Correspondence theorems via tropicalizations of moduli spaces (Q2800064)

The modern enumerative geometry is based on the intersection theory of moduli spaces of stable maps to algebraic varieties. In turn, the tropical enumerative geometry started with an actual enumeration of tropical curves matching given constraints. Later Mikhalkin proposed an idea to develop the intersection theory of moduli spaces of tropical curves and solve enumerative problems in analogy with the algebraic-geometric approach. For enumeration of rational curves in toric varieties, this idea was elaborated by \textit{T. Nishinou} and \textit{B. Siebert} [Duke Math.

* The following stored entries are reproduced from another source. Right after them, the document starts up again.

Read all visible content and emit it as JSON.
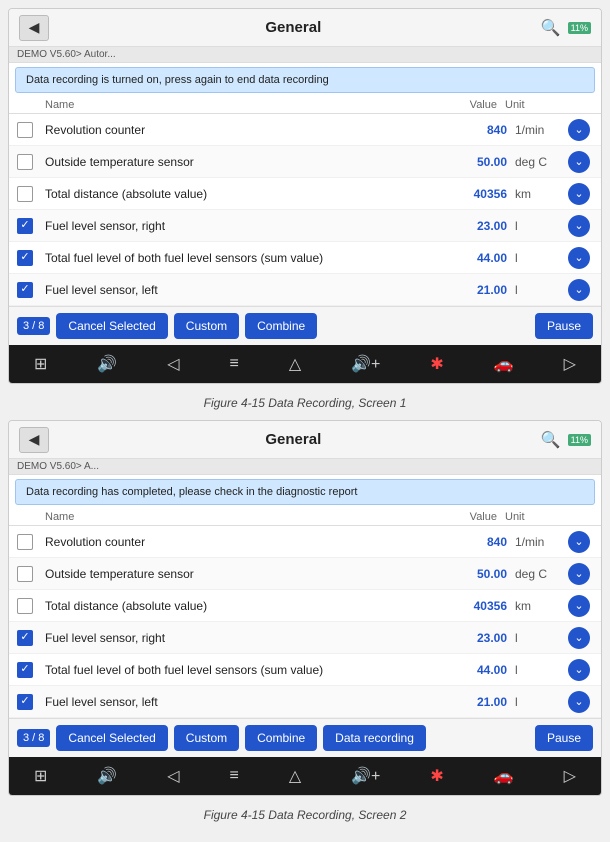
{
  "screens": [
    {
      "id": "screen1",
      "header": {
        "title": "General",
        "back_label": "◀",
        "search_icon": "🔍",
        "battery": "11%"
      },
      "demo_bar": "DEMO V5.60> Autor...",
      "notification": "Data recording is turned on, press again to end data recording",
      "table": {
        "columns": [
          "Name",
          "Value",
          "Unit"
        ],
        "rows": [
          {
            "checked": false,
            "name": "Revolution counter",
            "value": "840",
            "unit": "1/min",
            "has_chevron": true
          },
          {
            "checked": false,
            "name": "Outside temperature sensor",
            "value": "50.00",
            "unit": "deg C",
            "has_chevron": true
          },
          {
            "checked": false,
            "name": "Total distance (absolute value)",
            "value": "40356",
            "unit": "km",
            "has_chevron": true
          },
          {
            "checked": true,
            "name": "Fuel level sensor, right",
            "value": "23.00",
            "unit": "l",
            "has_chevron": true
          },
          {
            "checked": true,
            "name": "Total fuel level of both fuel level sensors (sum value)",
            "value": "44.00",
            "unit": "l",
            "has_chevron": true
          },
          {
            "checked": true,
            "name": "Fuel level sensor, left",
            "value": "21.00",
            "unit": "l",
            "has_chevron": true
          }
        ]
      },
      "toolbar": {
        "page": "3 / 8",
        "cancel_selected": "Cancel Selected",
        "custom": "Custom",
        "combine": "Combine",
        "pause": "Pause"
      }
    },
    {
      "id": "screen2",
      "header": {
        "title": "General",
        "back_label": "◀",
        "search_icon": "🔍",
        "battery": "11%"
      },
      "demo_bar": "DEMO V5.60> A...",
      "notification": "Data recording has completed, please check in the diagnostic report",
      "table": {
        "columns": [
          "Name",
          "Value",
          "Unit"
        ],
        "rows": [
          {
            "checked": false,
            "name": "Revolution counter",
            "value": "840",
            "unit": "1/min",
            "has_chevron": true
          },
          {
            "checked": false,
            "name": "Outside temperature sensor",
            "value": "50.00",
            "unit": "deg C",
            "has_chevron": true
          },
          {
            "checked": false,
            "name": "Total distance (absolute value)",
            "value": "40356",
            "unit": "km",
            "has_chevron": true
          },
          {
            "checked": true,
            "name": "Fuel level sensor, right",
            "value": "23.00",
            "unit": "l",
            "has_chevron": true
          },
          {
            "checked": true,
            "name": "Total fuel level of both fuel level sensors (sum value)",
            "value": "44.00",
            "unit": "l",
            "has_chevron": true
          },
          {
            "checked": true,
            "name": "Fuel level sensor, left",
            "value": "21.00",
            "unit": "l",
            "has_chevron": true
          }
        ]
      },
      "toolbar": {
        "page": "3 / 8",
        "cancel_selected": "Cancel Selected",
        "custom": "Custom",
        "combine": "Combine",
        "data_recording": "Data recording",
        "pause": "Pause"
      }
    }
  ],
  "captions": [
    "Figure 4-15 Data Recording, Screen 1",
    "Figure 4-15 Data Recording, Screen 2"
  ],
  "nav_icons": [
    "⊞",
    "🔊",
    "◁",
    "≡",
    "△",
    "🔊+",
    "✱",
    "🚗",
    "▷"
  ]
}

J. 135, No. 1, 1--51 (2006; Zbl 1105.14073)]. The present paper continues this line. The author constructs embeddings of the moduli spaces of labeled marked rational curves in toric varieties into algebraic tori and shows that their tropicalizations are just the moduli spaces of appropriate marked rational tropical curves. Moreover, these embeddings commute with tropicalization, which finally yields a correspondence theorem between rational curves in toric varieties passing through appropriate number of points and intersecting some toric divisors with prescribed multiplicities on one side and appropriate rational tropical curves in the corresponding tropical toric varieties on the other side, and, furthermore, the tropical intersection multiplicities of the above tropical curves appear to be the numbers of the enumerated algebraic curves that tropicalize to the given tropical curve.